R. Ředina, J. Hejč, Z. Stárek (Brno)
Tématický okruh: Obecný okruh
Typ: Ústní sdělení - lékařské, XXII. české a slovenské sympozium o arytmiích a KS

In clinical cardiology, creating high-quality training data for artificial intelligence often requires laborious, beat-by-beat annotation by experts — a costly and time-consuming process. Self-supervised learning (SSL) offers an alternative: methods that allow AI models to learn from large collections of unlabeled or coarsely labeled ECG recordings by solving surrogate (“pretext”) tasks. Through such pretraining, models capture the underlying structure of rhythms and waveforms, enabling rapid adaptation to clinical applications such as arrhythmia detection, patient identification, or reconstruction of missing leads with only a small set of precise labels.

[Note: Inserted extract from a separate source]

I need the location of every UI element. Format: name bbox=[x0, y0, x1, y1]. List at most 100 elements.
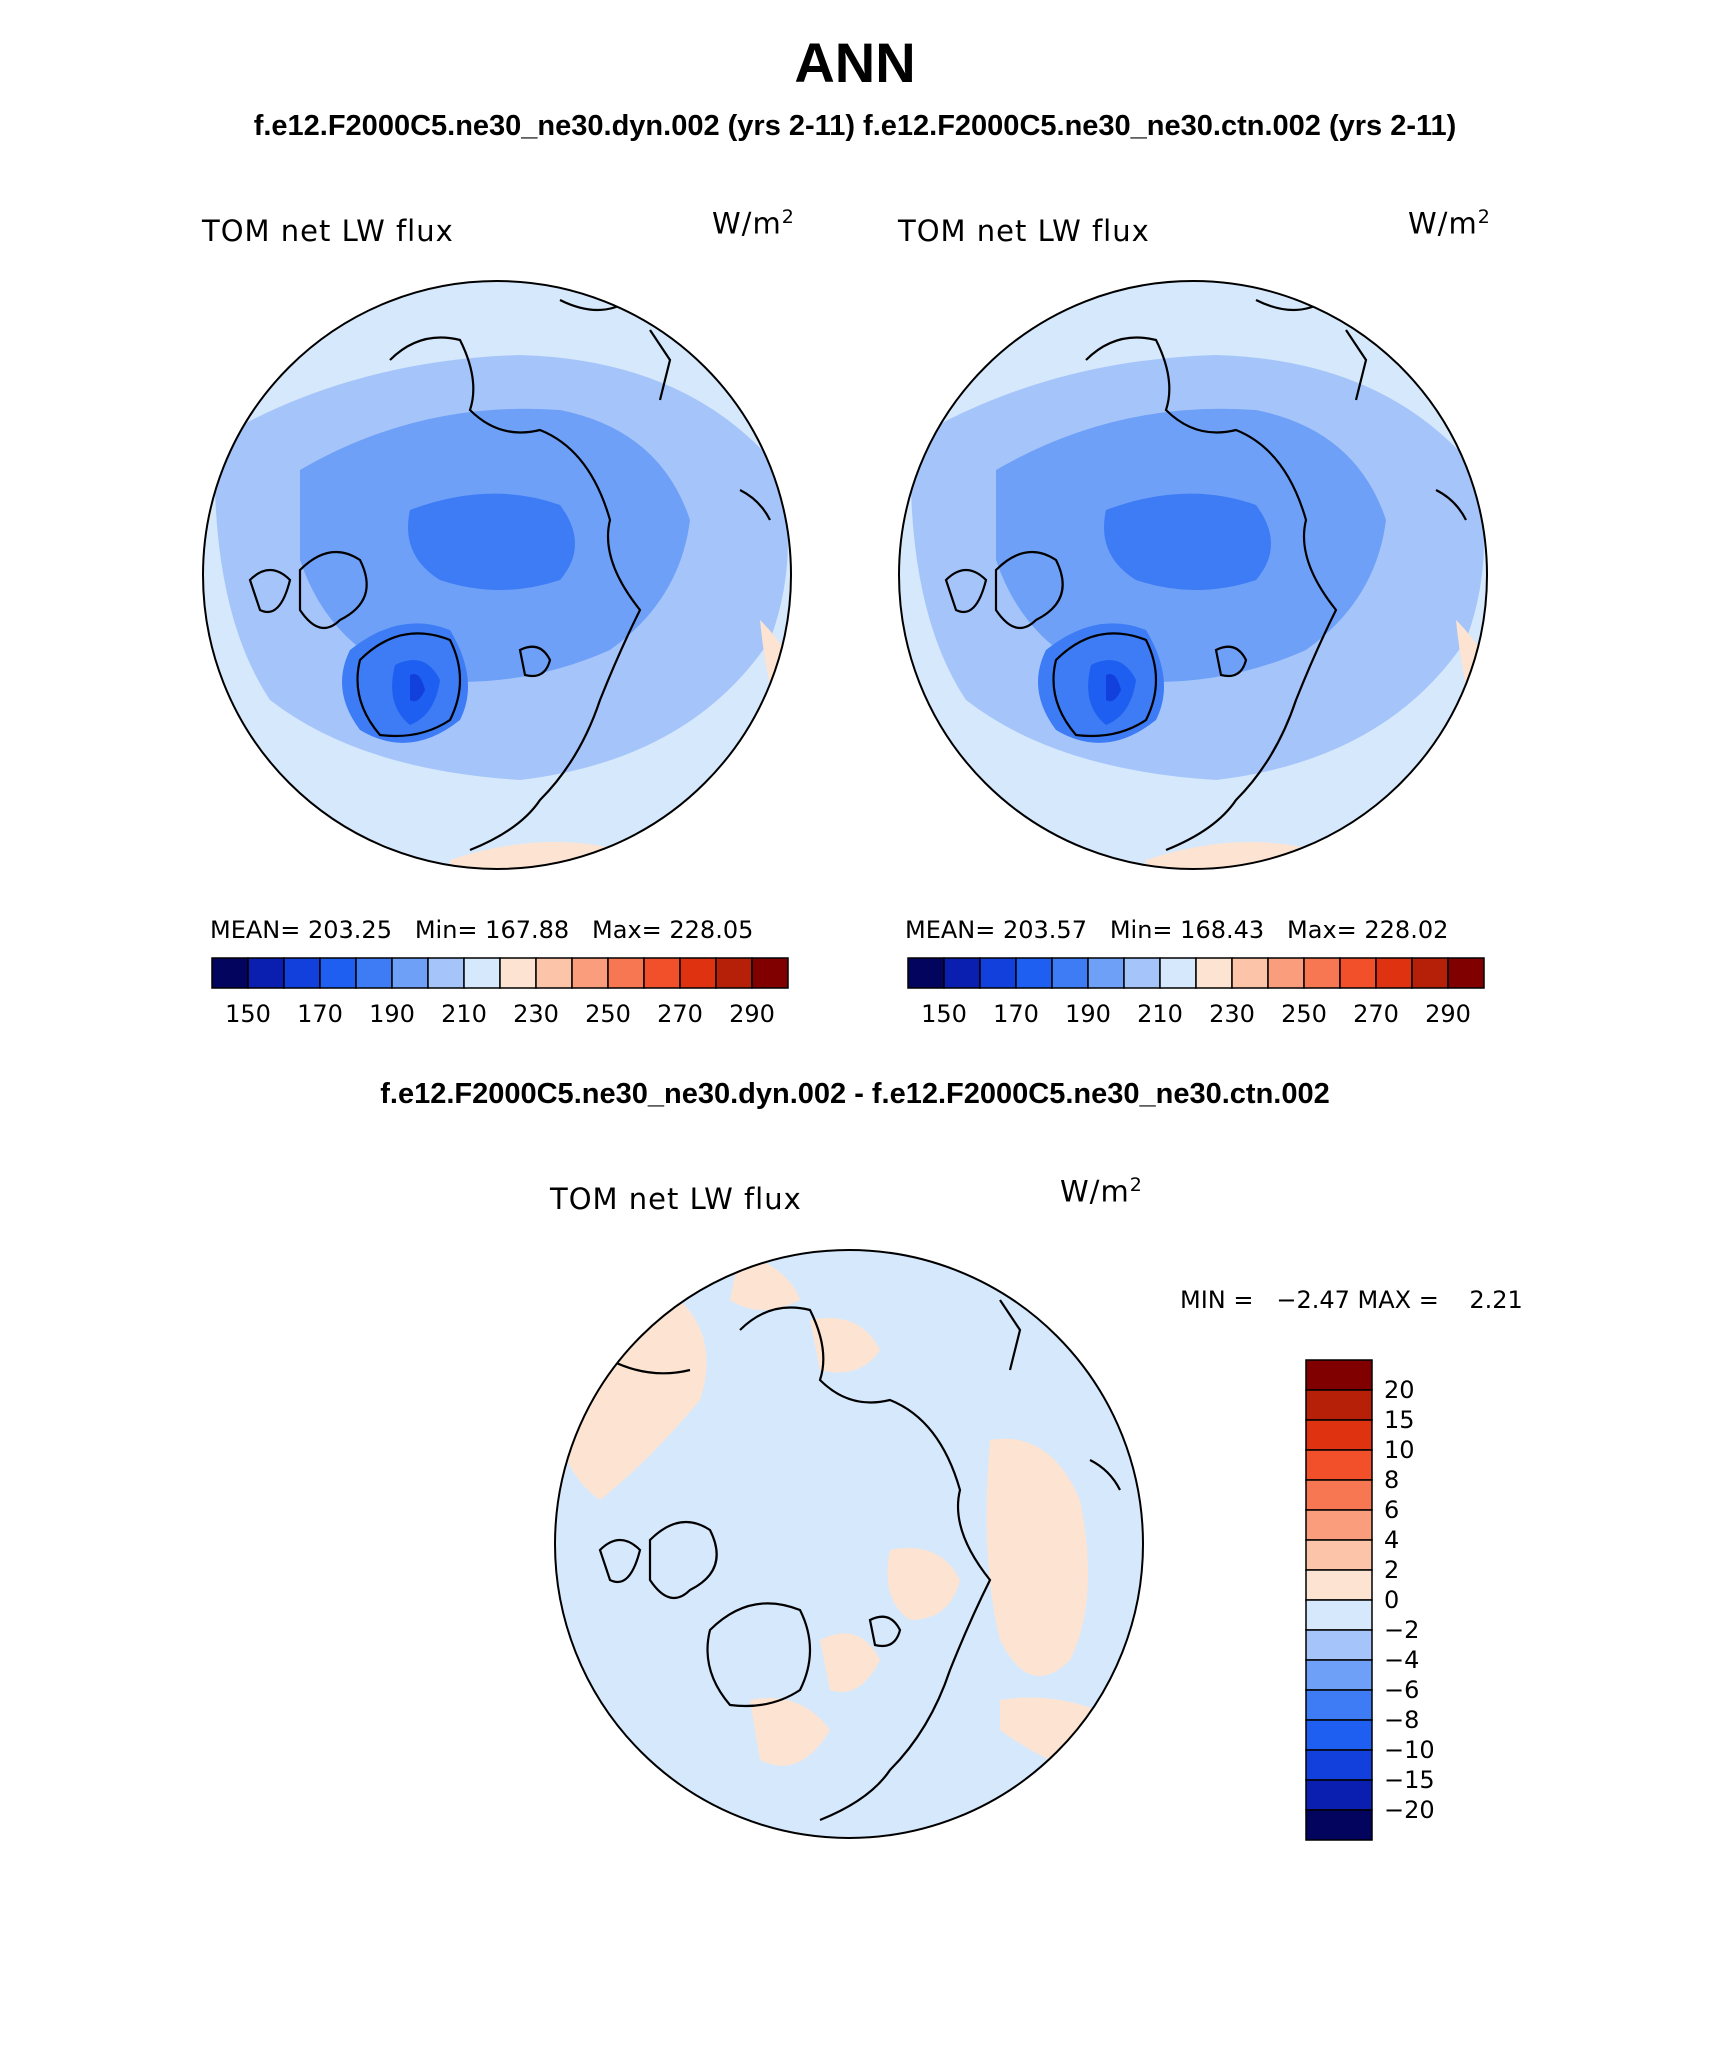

For cardiologists, the impact is immediate: AI can be trained on routine ECG archives with minimal expert input while producing more robust and explainable outputs. Instead of remaining a “black box,” SSL-based models reveal rhythm dynamics that align with recognizable physiological patterns, reducing annotation workload and strengthening confidence in AI-assisted decisions.
At the same time, SSL signals a broader shift in clinical AI. By uncovering latent structure and causal relationships, these models move beyond classification toward reasoning about signals. This opens the door to explainable predictions, zero-shot adaptation to new patient populations, and even hypothesis generation about arrhythmia mechanisms. Approximate labels and existing ECG archives are thus not only sufficient for useful tools today, but also the foundation for tomorrow’s AI systems that support genuine clinical reasoning.